Texto de apresentação:

A HERMENÊUTICA EM GADAMER: A VERDADE COMO POSSIBILIDADE

Este trabalho refletiu sobre o tema “A hermenêutica em Gadamer: a verdade como possibilidade” a partir da obra Verdade e método. Para isso, procuramos compreender a ideia de hermenêutica partindo da sua etimologia até chegar à hermenêutica filosófica proposta por Gadamer. Nesse itinerário procuramos compreender, em linhas gerais, as contribuições dos principais filósofos que se detiveram sobre o tema da hermenêutica, Schleiermacher, Dilthey e Heidegger, mostrando como cada um contribuiu para o seu desenvolvimento e, consequentemente, como contribuíram para o pensamento de Gadamer. Nesse ínterim, mostramos como ele construiu a sua ideia de verdade, procurando libertá-la dos impedimentos que lhe foram impostos. 

Dessa forma, seguindo o percurso que Gadamer adotou na construção de sua hermenêutica e apontando os avanços que este proporcionou a ela, fomos motivados pela seguinte indagação: “é possível uma hermenêutica que possibilite o encontro da verdade?”
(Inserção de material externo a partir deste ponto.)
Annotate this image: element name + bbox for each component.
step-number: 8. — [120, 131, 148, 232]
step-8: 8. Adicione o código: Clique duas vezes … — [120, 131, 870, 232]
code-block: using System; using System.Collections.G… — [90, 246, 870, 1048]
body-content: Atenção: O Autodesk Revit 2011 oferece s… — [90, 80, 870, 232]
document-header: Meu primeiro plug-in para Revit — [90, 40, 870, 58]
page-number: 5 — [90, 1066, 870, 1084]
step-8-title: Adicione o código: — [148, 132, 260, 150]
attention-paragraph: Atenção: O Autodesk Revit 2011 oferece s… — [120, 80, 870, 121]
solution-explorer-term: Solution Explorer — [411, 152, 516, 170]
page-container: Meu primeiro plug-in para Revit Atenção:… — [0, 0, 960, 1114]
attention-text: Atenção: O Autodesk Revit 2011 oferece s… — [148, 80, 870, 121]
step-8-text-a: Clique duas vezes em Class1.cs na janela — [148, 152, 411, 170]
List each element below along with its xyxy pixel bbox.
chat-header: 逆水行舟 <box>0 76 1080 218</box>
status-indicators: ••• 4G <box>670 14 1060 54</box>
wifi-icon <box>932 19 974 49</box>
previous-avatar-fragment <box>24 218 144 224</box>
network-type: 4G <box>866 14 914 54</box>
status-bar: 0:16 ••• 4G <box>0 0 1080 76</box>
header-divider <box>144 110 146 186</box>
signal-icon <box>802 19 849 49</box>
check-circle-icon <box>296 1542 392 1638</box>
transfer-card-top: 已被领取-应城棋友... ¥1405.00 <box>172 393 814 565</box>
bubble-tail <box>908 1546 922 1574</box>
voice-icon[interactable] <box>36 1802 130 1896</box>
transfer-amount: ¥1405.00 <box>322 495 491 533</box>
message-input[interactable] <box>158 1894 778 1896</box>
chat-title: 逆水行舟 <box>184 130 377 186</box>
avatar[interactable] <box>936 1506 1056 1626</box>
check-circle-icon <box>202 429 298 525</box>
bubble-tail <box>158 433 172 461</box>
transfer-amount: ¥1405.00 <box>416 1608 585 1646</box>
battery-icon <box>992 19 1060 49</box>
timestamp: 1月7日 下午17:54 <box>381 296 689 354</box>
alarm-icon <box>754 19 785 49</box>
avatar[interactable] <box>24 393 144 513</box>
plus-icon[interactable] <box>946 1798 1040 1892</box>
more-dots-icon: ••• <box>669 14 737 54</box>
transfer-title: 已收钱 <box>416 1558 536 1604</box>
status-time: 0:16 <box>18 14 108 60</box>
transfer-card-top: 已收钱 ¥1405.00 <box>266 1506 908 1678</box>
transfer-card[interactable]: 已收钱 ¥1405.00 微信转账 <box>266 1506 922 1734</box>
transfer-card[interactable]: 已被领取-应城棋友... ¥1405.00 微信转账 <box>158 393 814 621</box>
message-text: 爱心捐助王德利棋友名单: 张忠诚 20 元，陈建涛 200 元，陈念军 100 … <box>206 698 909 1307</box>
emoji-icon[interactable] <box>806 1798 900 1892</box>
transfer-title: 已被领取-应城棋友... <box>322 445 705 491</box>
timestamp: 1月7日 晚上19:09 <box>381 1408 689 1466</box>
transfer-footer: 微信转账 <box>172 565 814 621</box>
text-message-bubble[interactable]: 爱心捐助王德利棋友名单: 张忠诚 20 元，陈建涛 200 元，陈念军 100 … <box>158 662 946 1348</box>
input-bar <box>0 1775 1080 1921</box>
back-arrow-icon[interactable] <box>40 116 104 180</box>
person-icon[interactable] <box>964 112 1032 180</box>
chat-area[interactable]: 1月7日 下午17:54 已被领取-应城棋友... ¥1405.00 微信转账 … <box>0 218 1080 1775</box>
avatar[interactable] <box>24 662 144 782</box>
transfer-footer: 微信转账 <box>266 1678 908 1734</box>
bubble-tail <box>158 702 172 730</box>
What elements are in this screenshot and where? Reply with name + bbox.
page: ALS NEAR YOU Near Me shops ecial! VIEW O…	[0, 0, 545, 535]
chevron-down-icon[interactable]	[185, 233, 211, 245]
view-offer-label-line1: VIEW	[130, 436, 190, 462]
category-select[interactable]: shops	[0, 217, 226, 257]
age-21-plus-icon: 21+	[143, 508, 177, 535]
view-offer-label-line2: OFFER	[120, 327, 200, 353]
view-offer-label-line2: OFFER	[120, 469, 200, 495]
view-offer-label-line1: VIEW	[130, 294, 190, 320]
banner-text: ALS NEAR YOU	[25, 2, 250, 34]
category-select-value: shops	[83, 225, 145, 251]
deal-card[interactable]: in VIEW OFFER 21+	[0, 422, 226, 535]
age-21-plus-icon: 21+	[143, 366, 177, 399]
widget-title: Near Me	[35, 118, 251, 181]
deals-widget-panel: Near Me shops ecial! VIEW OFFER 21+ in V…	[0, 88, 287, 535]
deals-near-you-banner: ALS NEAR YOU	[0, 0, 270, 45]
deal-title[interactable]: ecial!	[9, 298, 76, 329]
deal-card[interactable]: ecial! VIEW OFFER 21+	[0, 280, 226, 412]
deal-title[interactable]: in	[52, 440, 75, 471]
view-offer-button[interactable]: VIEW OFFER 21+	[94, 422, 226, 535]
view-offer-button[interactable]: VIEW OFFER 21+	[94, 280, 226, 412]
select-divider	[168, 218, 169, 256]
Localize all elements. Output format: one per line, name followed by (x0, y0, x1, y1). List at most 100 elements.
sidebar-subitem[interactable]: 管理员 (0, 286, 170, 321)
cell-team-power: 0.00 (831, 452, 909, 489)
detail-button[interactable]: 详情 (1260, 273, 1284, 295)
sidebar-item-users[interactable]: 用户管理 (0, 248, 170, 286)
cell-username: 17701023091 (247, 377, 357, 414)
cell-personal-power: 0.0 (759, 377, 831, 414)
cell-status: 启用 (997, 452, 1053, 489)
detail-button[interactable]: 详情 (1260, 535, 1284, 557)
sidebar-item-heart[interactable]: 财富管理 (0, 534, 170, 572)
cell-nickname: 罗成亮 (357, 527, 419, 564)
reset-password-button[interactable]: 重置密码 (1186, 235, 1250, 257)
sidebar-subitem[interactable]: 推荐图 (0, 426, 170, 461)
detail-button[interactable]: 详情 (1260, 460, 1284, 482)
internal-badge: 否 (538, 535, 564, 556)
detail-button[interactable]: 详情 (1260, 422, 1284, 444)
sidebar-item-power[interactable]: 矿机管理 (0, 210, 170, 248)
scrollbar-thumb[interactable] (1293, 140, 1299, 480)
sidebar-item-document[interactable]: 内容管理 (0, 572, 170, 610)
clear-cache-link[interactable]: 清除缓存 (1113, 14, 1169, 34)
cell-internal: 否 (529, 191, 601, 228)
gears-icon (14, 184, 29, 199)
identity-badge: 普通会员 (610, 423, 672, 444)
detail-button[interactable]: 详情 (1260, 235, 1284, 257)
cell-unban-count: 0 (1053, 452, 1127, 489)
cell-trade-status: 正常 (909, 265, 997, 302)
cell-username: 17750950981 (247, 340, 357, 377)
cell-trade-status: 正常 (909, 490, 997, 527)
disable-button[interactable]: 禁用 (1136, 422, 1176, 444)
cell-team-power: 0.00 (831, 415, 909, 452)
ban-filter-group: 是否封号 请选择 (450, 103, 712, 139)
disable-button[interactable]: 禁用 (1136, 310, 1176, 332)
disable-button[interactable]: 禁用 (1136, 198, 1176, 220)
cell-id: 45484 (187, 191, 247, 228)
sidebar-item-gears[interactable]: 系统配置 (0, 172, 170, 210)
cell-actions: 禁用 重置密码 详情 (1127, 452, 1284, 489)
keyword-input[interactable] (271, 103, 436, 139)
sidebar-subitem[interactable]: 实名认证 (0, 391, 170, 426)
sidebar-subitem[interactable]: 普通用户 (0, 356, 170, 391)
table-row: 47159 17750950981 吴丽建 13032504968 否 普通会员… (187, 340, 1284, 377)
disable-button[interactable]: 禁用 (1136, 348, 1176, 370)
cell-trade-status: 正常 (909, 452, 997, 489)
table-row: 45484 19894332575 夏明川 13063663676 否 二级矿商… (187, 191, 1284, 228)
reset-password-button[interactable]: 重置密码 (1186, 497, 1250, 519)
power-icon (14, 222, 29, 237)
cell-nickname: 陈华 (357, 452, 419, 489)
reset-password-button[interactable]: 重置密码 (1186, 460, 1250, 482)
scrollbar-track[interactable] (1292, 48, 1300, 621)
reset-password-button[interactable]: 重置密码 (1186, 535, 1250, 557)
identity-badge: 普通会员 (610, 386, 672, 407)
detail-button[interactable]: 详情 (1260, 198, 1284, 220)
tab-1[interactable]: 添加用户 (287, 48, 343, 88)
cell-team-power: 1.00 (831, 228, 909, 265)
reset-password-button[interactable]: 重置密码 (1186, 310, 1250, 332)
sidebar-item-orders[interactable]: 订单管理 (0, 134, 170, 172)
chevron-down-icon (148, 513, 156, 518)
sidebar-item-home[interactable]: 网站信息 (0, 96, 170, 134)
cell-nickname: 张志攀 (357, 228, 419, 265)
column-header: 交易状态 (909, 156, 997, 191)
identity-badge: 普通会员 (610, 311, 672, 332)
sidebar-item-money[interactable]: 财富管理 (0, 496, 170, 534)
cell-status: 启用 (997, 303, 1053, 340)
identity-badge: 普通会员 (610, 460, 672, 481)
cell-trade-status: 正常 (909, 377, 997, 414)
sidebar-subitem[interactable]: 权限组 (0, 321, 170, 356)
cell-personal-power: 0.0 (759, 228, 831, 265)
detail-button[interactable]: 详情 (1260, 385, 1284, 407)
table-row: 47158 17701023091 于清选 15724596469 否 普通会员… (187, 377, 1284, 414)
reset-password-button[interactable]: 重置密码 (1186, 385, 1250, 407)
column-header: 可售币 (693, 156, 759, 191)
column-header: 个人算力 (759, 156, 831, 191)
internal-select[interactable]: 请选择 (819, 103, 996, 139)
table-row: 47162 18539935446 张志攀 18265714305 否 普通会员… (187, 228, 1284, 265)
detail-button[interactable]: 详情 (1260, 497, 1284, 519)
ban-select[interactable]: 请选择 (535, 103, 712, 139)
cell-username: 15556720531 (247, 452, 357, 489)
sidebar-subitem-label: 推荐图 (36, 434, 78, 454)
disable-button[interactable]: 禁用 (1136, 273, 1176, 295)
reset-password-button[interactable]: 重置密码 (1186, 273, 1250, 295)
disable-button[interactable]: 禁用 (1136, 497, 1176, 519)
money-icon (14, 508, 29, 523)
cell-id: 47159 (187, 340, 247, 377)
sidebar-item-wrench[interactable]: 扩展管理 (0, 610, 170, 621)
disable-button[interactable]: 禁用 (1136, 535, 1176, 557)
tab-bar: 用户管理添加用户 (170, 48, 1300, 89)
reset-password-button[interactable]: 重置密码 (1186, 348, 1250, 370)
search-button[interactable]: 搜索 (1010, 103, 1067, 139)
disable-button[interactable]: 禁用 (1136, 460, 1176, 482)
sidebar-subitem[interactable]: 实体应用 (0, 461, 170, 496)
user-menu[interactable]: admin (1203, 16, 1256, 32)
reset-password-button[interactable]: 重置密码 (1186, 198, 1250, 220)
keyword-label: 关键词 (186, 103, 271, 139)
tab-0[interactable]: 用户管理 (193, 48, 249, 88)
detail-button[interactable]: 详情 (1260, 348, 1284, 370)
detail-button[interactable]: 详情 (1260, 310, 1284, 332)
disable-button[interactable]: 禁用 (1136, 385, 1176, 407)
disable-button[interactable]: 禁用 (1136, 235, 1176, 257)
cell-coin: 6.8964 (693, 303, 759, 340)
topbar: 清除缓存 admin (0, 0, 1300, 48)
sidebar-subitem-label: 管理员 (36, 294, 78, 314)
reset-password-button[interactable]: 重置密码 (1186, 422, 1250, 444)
Então, movidos pelo desejo de compreender a hermenêutica em Gadamer e nela a verdade, em diálogo com os que já procuraram fazer isso, construímos o nosso trabalho em três capítulos: 

No primeiro capítulo, procuramos apontar algumas das principais contribuições para o desenvolvimento da hermenêutica. Para isso, voltamos aos primórdios do termo, que tem sua origem no verbo grego hermeneuein, normalmente traduzido por interpretar, compreender. Tal origem nos remete “para o deus-mensageiro-alado Hermes”. Hermes é chamado de mensageiro divino, pois é o encarregado de tornar a mensagem dos deuses acessível aos homens e não só, “mas também o encarregado dos limites e encruzilhadas de caminhos e de fronteiras”. Dessa forma podemos perceber que a função da hermenêutica se revela não apenas como um traduzir a mensagem dos deuses aos homens, mas de fazer uma mediação entre as partes opostas e pô-las em comunicação. Todo esse movimento da compreensão Palnner o divide em três momentos: dizer, explicar e traduzir. 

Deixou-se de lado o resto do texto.